Protease inhibitor (PI) transmitted resistance trailed the introduction of the class by only 3 years; primary infection with HIV resistant to NRTIs and PIs was initially described in 1998 [20]. The source patient in that case report had an extensive prior treatment history, including all available NRTIs and PIs (saquinavir, ritonavir and indinavir). It took 5 years from saquinavir's introduction in 1995 [21] to reach a PI TDR prevalence of 8-9% [19,22]. It is important to consider, however, that the population dynamics of resistance today are arguably very different from what they were at the time these studies demonstrated such rapid increases in the frequency of TDR. Before the advent of HAART, incompletely suppressive mono- or dual-therapy regimens left large portions of the HIV-infected population living chronically with detectable, drug-resistant viraemia. Given the relationship between viral load and the likelihood of transmission [23], this large 'reservoir' of circulating resistance supported multiple introductions of ARV resistance into the uninfected population over time. With the effective and durable virological suppression afforded by contemporary HAART regimens, the majority of patients on therapy have low or undetectable viral loads - leading to a broadly reduced risk of forward transmission. Longitudinal data on the effect of lowered 'community' viral load on HIV incidence support this hypothesis [24,25], as do trends in observed TDR prevalence over time.
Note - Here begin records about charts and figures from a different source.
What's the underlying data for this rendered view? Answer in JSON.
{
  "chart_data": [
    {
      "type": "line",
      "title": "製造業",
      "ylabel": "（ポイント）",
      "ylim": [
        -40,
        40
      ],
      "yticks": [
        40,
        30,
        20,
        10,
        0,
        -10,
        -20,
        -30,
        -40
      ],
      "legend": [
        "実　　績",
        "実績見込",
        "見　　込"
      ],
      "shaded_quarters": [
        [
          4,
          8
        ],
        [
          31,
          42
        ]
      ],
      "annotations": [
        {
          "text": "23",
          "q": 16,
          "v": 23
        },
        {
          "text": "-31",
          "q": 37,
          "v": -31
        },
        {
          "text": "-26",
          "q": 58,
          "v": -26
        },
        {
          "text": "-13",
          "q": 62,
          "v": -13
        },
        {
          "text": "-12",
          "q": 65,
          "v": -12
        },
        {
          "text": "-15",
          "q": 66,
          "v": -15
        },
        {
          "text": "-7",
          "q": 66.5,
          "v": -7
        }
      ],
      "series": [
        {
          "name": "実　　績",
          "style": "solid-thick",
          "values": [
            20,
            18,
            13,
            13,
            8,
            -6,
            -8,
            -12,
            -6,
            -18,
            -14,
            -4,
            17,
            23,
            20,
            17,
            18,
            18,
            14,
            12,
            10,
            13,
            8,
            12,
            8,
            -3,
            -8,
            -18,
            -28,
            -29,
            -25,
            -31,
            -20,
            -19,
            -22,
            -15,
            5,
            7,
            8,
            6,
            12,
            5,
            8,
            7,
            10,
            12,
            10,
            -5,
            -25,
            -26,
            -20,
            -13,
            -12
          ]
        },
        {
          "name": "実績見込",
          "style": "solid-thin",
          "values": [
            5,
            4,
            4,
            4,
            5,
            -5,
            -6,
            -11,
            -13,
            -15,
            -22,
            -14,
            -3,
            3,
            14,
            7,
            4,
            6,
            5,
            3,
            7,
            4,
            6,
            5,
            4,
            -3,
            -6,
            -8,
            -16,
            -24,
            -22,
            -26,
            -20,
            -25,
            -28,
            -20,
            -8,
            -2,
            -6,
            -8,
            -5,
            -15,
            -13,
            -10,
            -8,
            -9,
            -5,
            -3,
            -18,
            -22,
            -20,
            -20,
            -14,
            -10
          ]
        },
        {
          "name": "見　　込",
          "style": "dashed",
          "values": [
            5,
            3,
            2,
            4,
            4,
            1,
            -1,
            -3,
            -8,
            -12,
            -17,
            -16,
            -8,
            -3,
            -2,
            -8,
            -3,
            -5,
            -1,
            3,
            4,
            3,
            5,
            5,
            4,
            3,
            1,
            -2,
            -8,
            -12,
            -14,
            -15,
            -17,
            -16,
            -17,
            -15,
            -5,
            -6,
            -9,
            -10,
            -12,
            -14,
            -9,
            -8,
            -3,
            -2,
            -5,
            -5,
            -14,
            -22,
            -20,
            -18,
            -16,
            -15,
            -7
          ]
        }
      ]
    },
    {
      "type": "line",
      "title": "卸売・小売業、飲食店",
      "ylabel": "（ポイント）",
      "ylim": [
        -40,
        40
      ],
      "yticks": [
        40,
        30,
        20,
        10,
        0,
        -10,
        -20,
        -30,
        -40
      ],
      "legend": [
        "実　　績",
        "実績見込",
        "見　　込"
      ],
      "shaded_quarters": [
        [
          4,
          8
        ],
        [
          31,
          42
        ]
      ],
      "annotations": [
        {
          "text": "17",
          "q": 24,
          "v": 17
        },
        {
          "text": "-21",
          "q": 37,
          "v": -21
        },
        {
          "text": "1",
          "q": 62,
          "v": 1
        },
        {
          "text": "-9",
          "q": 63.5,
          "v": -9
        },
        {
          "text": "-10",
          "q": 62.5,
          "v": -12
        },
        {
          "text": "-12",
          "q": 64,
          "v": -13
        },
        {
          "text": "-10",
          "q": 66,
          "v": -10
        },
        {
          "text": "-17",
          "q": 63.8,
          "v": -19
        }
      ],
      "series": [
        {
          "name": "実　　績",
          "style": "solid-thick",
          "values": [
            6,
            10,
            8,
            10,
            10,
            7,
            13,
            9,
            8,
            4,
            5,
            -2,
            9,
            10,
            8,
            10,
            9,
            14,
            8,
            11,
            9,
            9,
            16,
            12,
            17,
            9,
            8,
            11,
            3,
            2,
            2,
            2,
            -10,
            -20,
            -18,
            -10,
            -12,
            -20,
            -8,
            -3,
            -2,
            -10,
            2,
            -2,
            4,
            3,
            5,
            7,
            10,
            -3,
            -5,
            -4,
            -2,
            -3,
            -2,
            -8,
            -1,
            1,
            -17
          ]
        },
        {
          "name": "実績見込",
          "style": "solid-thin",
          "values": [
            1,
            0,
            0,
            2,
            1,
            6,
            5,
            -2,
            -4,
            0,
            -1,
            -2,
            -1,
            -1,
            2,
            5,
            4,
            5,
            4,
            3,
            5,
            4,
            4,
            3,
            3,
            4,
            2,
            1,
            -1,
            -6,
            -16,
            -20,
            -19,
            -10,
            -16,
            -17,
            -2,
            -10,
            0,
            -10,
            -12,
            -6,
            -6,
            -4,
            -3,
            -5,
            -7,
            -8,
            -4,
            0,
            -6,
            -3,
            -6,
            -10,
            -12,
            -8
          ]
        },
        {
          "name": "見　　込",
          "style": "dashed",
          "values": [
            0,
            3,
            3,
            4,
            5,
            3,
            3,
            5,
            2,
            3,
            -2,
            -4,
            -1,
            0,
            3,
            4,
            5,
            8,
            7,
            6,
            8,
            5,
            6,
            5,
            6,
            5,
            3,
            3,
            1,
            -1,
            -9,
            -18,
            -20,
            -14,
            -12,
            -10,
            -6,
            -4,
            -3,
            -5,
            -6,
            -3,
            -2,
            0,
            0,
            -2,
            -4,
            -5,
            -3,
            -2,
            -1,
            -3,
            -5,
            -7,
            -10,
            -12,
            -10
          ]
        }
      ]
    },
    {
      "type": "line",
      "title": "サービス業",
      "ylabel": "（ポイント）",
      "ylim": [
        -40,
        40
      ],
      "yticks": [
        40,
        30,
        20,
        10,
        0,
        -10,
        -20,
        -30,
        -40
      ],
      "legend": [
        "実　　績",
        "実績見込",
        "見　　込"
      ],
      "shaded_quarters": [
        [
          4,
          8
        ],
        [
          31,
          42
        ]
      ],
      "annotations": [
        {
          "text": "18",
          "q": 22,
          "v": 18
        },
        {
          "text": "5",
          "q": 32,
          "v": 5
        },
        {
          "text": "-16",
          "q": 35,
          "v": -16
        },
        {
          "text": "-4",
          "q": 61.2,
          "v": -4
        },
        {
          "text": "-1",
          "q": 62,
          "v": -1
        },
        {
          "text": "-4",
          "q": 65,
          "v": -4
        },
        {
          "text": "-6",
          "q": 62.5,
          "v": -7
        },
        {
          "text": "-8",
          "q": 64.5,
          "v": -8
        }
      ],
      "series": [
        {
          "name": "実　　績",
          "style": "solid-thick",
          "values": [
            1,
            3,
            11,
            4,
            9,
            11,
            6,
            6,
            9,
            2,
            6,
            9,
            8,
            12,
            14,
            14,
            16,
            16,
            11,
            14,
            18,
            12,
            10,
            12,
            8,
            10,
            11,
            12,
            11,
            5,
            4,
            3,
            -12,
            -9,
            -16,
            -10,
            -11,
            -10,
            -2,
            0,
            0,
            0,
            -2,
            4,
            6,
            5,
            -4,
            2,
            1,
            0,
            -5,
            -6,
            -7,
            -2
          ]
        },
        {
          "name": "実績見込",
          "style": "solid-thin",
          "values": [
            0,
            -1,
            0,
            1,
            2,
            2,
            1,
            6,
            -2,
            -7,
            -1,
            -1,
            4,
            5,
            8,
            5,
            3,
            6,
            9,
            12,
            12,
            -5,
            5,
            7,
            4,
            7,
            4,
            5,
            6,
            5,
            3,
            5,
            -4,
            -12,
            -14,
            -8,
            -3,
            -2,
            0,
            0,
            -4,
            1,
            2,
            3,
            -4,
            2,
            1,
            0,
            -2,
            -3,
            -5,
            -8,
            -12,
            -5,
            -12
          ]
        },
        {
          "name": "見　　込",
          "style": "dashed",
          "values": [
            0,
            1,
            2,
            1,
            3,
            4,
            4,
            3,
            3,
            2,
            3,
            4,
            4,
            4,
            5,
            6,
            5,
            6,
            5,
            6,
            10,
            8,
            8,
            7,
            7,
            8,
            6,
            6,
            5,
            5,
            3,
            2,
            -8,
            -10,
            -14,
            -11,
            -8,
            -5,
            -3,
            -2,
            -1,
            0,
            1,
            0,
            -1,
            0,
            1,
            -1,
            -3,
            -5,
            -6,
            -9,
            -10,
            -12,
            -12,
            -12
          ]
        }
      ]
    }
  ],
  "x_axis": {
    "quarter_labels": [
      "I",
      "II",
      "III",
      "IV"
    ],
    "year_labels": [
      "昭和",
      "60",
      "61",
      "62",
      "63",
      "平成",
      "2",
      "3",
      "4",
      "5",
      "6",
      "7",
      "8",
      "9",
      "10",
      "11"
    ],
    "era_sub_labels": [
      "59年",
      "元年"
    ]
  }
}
Levels of primary resistance appear to have peaked between 2000 and 2002, with a slight decrease and subsequent stabilization to the present day [26,27].
 
That the first cases of transmitted InSTI resistance come only 3 years after raltegravir's FDA approval is therefore somewhat disconcerting. Certainly this short time span could be artifact; broader availability and application of routine pretreatment resistance testing and greater awareness of TDR could have led to heightened vigilance and more aggressive screening. But it is also possible that its appearance reflects our ongoing failures in secondary prevention efforts among people living with HIV - especially the treatment-experienced. Clear associations exist between poor adherence and transmission risk behaviours [28,29], and multiple studies implicate small numbers of highly risky patients with resistant viruses as potentially being responsible for a disproportionately large amount of TDR [30-32]. The current reports of transmitted InSTI resistance by Young et al. [11] and Boyd et al., [12] are important milestones as we advance toward a better understanding of HIV resistance and the optimal approach to patients entering care. We are now officially on the clock, waiting for the point at which the prevalence of integrase mutations among treatment-naive patients rises to a level that warrants routine baseline resistance testing. In the meantime, these cases clearly support the addition of InSTI resistance testing for patients presenting to care with higher-than-expected baseline levels of RTI and PI mutations, and for those whose risk histories place them in contact with source patients having ARV treatment experience.
 
With the history of TDR as a guide, the next several years offer us the opportunity to both actively monitor for increasing InSTI resistance and to improve our understanding of the epidemiology of TDR. Despite the large and growing number of papers on TDR prevalence worldwide, precious few make any attempt to determine what factors are associated with the acquisition of resistant HIV. If we were able to uniformly collect sociodemographic and behavioural data on cases prospectively, we might parlay those findings into effective prevention messages designed to reduce the incidence (and, eventually, the prevalence) of transmitted resistance.